Expérience de la maladie chronique d’enfants vivant avec une épilepsie. Entre prescription médicale et proscription des crises, des co-temporalités inscrites dans la chair
Sous la direction de Daniela Cerqui Ducret, Institut des sciences sociales, Université de Lausanne et Sophie Arborio, Université de Lorraine et Centre de Recherche sur les médiations à Metz
Contribuant à la constitution d’une anthropologie hospitalière des enfants dédiée aux maladies chroniques, cette thèse consiste à penser l’expérience d’enfants vivant avec une épilepsie, pathologie stigmatisante et empreinte d’un lourd bagage socio-historique. Afin d’y répondre, cette recherche ethnographique vise à interroger le sens donné à la maladie à travers la manière dont les pratiques de prescriptions sont élaborées et réappropriées par enfants, proches et professionnels de la santé les entourant. Dépassant les simples objectifs de soins, la prescription médicale se veut une véritable action politique, au sens où elle met en forme la relation entre les patients, leur entourage et l’institution soignante dans toutes les dimensions de pouvoir du soin: économiques, sociales, culturelles et symboliques. Les sens multiples que peut revêtir la prescription montrent par ailleurs que les objectifs identifiés par ces différents acteurs ne sont pas forcément les mêmes, et peuvent amener à des décalages en termes d’attentes et de pratiques.
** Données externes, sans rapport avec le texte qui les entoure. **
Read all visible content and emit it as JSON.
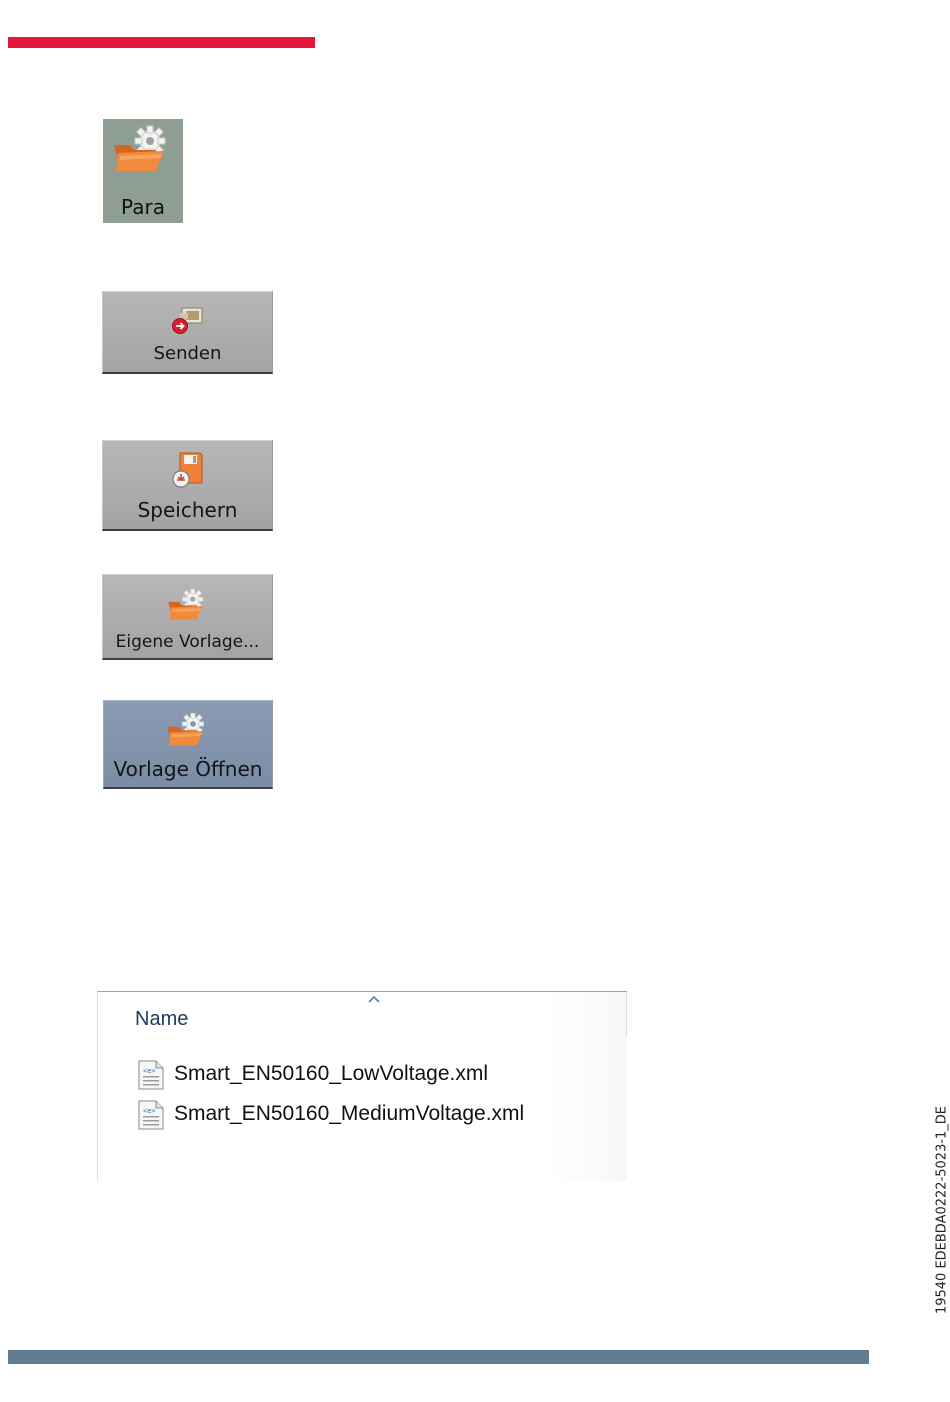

Ainsi, entendre leur savoir acquis à travers leur pratique de la maladie, donne lieu à une réflexion récente en anthropologie, qui permettrait non seulement de revisiter les fondements épistémologiques des dichotomies experts/profanes ou savoir/expérience, mais également de dépasser celle qui sépare soignants/soignés dans leur rapport à la connaissance.
Négocier les frontières du visible : La « pornographie alternative » dans l'espace public
Sous la direction de Gianni Haver, Institut des sciences sociales, Université de Lausanne
Résumé à venir.
« Avec amour et rage » Ethnographier les ressorts émotionnels de l'engagement politique : le cas du collectif Extinction Rebellion
Sous la direction de Laurence Kaufmann, Institut des sciences sociales, Université de Lausanne
La remise en compte de valeurs hégémoniques à travers des actions menées par des mouvements citoyens, notamment en ce qui concerne le rapport de la société à l’environnement, est un sujet au centre des préoccupations politiques et sociales actuelles. Extinction Rebellion (XR) est un mouvement « en lutte contre l’effondrement écologique et le réchauffement climatique » d’origine anglaise et basant ses actions sur les principes de la désobéissance civile non violente. Celui-ci a su faire parler de lui au milieu de cette effervescence tant par ses actions fortement médiatisées et parfois impressionnantes que par sa rapide extension à travers le monde. Dans le cadre de ma thèse de doctorat, je mène une ethnographie participative au sein d’une section de ce
collectif basée à Lausanne en Suisse romande. La question des valeurs à défendre est au centre des fondements de XR et chaque nouveau membre se doit d’y adhérer afin de pouvoir faire ses premiers pas au sein du mouvement. L’écoute et le partage des ressentis, des émotions et des inquiétudes (les siennes et celles des autres) se retrouvent également au centre des préoccupations du collectif. Il semble dès lors que les émotions puissent être perçues et analysées en termes de ressorts à l’engagement politique en sein du mouvement. Elles sont partagées et mises en commun afin de « faire collectif » à travers elles et passent ainsi d’émotions individuelles à des émotions collectives potentiellement mobilisables lors de discours et évènements publics.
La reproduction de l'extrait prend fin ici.